Use an LLM (ChatGPT, Claude, or similar) to create a clean category mapping, the same technique you used in the Week 5 practice. Extract the unique combinations of productName and productCategory, and prompt the LLM to map each one to a clean top-level category (e.g., Apparel, Bags, Drinkware, Electronics, Office, Lifestyle, Brands). Using both fields gives the LLM more context. A product named “Yoga Mat” with category ${escCatTitle} is obviously Lifestyle/Accessories, even though the category string is broken. Save the result as a CSV with columns productName, productCategory, and cleanCategory, then add it to your Tableau data model as a relationship to the Products table on both productName and productCategory.

Build a worksheet that uses your clean categories to show product-level funnel performance (using the steps you identified in 4.1). Add it to your dashboard.

Tip

If the number of unique categories is still too large to visualize clearly, focus on the ones that matter most. Sort by revenue and show the top categories.

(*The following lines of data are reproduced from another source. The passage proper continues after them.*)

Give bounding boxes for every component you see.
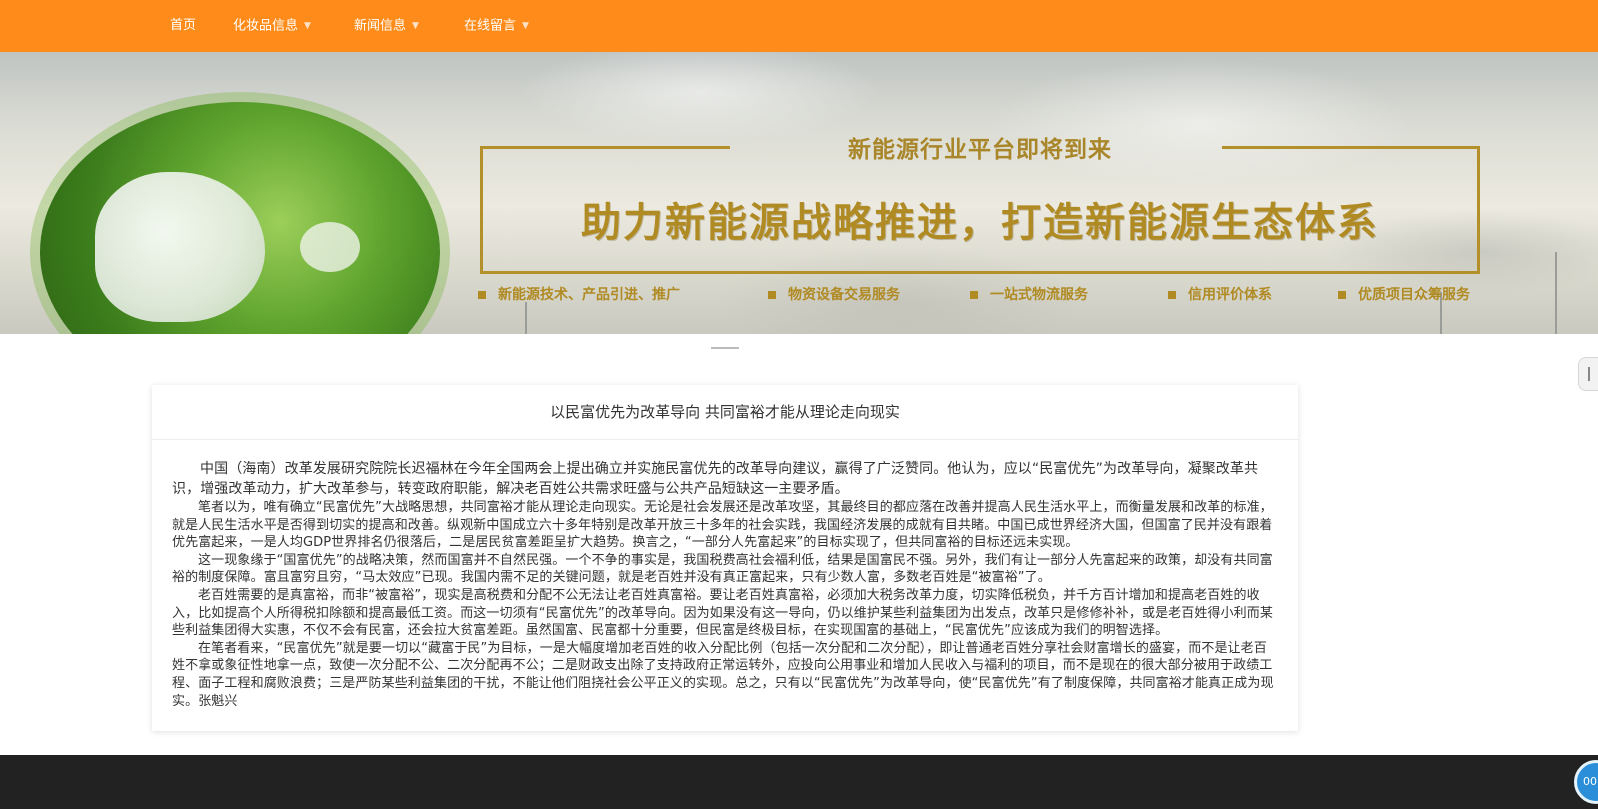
nav-item-label: 化妆品信息 bbox=[233, 18, 299, 34]
article-paragraph: 这一现象缘于“国富优先”的战略决策，然而国富并不自然民强。一个不争的事实是，我国… bbox=[172, 552, 1273, 586]
service-item: 优质项目众筹服务 bbox=[1338, 284, 1470, 304]
nav-item-news[interactable]: 新闻信息 ▼ bbox=[354, 0, 419, 52]
page-footer bbox=[0, 755, 1598, 809]
article-paragraph: 笔者以为，唯有确立“民富优先”大战略思想，共同富裕才能从理论走向现实。无论是社会… bbox=[172, 500, 1273, 551]
article-paragraph: 在笔者看来，“民富优先”就是要一切以“藏富于民”为目标，一是大幅度增加老百姓的收… bbox=[172, 640, 1274, 709]
chevron-down-icon: ▼ bbox=[304, 21, 311, 31]
square-bullet-icon bbox=[478, 291, 486, 299]
banner-frame-line bbox=[1222, 146, 1480, 149]
wind-turbine-icon bbox=[525, 302, 527, 334]
nav-item-label: 首页 bbox=[170, 18, 197, 33]
nav-item-label: 新闻信息 bbox=[354, 18, 407, 34]
service-item: 新能源技术、产品引进、推广 bbox=[478, 284, 680, 304]
square-bullet-icon bbox=[970, 291, 978, 299]
hero-banner[interactable]: 新能源行业平台即将到来 助力新能源战略推进，打造新能源生态体系 新能源技术、产品… bbox=[0, 52, 1598, 334]
article-paragraph: 老百姓需要的是真富裕，而非“被富裕”，现实是高税费和分配不公无法让老百姓真富裕。… bbox=[172, 587, 1273, 639]
wind-turbine-icon bbox=[1555, 252, 1557, 334]
article-card: 以民富优先为改革导向 共同富裕才能从理论走向现实 中国（海南）改革发展研究院院长… bbox=[152, 385, 1298, 731]
banner-subtitle: 新能源行业平台即将到来 bbox=[848, 136, 1112, 163]
nav-item-home[interactable]: 首页 bbox=[170, 0, 196, 52]
chevron-down-icon: ▼ bbox=[522, 21, 529, 31]
carousel-indicator[interactable] bbox=[711, 347, 739, 349]
grip-icon bbox=[1588, 367, 1590, 381]
article-paragraph: 中国（海南）改革发展研究院院长迟福林在今年全国两会上提出确立并实施民富优先的改革… bbox=[172, 461, 1259, 497]
top-nav: 首页 化妆品信息 ▼ 新闻信息 ▼ 在线留言 ▼ bbox=[0, 0, 1598, 52]
article-body: 中国（海南）改革发展研究院院长迟福林在今年全国两会上提出确立并实施民富优先的改革… bbox=[172, 459, 1278, 710]
nav-item-label: 在线留言 bbox=[464, 18, 517, 34]
nav-item-cosmetics[interactable]: 化妆品信息 ▼ bbox=[233, 0, 311, 52]
banner-frame-line bbox=[480, 146, 730, 149]
chevron-down-icon: ▼ bbox=[412, 21, 419, 31]
banner-title: 助力新能源战略推进，打造新能源生态体系 bbox=[581, 199, 1379, 246]
service-item: 信用评价体系 bbox=[1168, 284, 1272, 304]
globe-landmass bbox=[300, 222, 360, 272]
article-title: 以民富优先为改革导向 共同富裕才能从理论走向现实 bbox=[152, 385, 1298, 440]
service-item: 物资设备交易服务 bbox=[768, 284, 900, 304]
square-bullet-icon bbox=[768, 291, 776, 299]
square-bullet-icon bbox=[1338, 291, 1346, 299]
square-bullet-icon bbox=[1168, 291, 1176, 299]
service-item: 一站式物流服务 bbox=[970, 284, 1088, 304]
banner-services: 新能源技术、产品引进、推广 物资设备交易服务 一站式物流服务 信用评价体系 优质… bbox=[478, 284, 1508, 304]
nav-item-message[interactable]: 在线留言 ▼ bbox=[464, 0, 529, 52]
side-panel-handle[interactable] bbox=[1578, 357, 1598, 391]
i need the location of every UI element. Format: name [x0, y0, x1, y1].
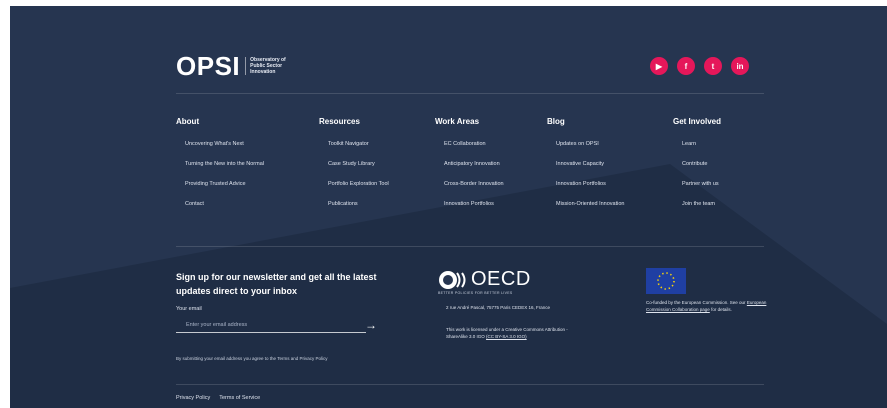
eu-text-after: for details. [711, 306, 732, 312]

In your Moodle submission, write 3–4 sentences: what the product-level view reveals that the session-level view doesn’t, and what you would recommend to the store manager.


Grading

Part Points
1. Data Profiling & Connection 2
2. The Investigation 3
3. Dashboard (KPIs + filters working, cross-filtering, design polish) 3
4. Product-Level Analysis (bonus) +2

What loses points:

  • Numbers you can’t explain. If your profiling numbers change after adding a relationship and you don’t notice, or your conversion rate is 40%, something is wrong. Submitting it without investigating is worse than getting it wrong.
  • Stopping at “what” without asking “why.” The big picture shows a pattern. If your submission describes the pattern but doesn’t try to explain it, the investigation is incomplete.
  • Findings that describe the chart instead of interpreting it. “Organic Search has the most sessions” is reading a bar chart back to me. What should the store manager do about it?
  • Dashboard clutter. Default tooltips, redundant titles, unsorted bars, unlabeled KPIs. If it takes effort to figure out what a number means, the dashboard isn’t doing its job.

AI Usage

You may use AI tools (beyond what’s mentioned in this task explicitly) to help with Tableau syntax (calculated field formulas, formatting), understanding Google Analytics terminology, or debugging unexpected results. If using AI, mention it in your submission. The metric choices, chart design, and written interpretation must be your own.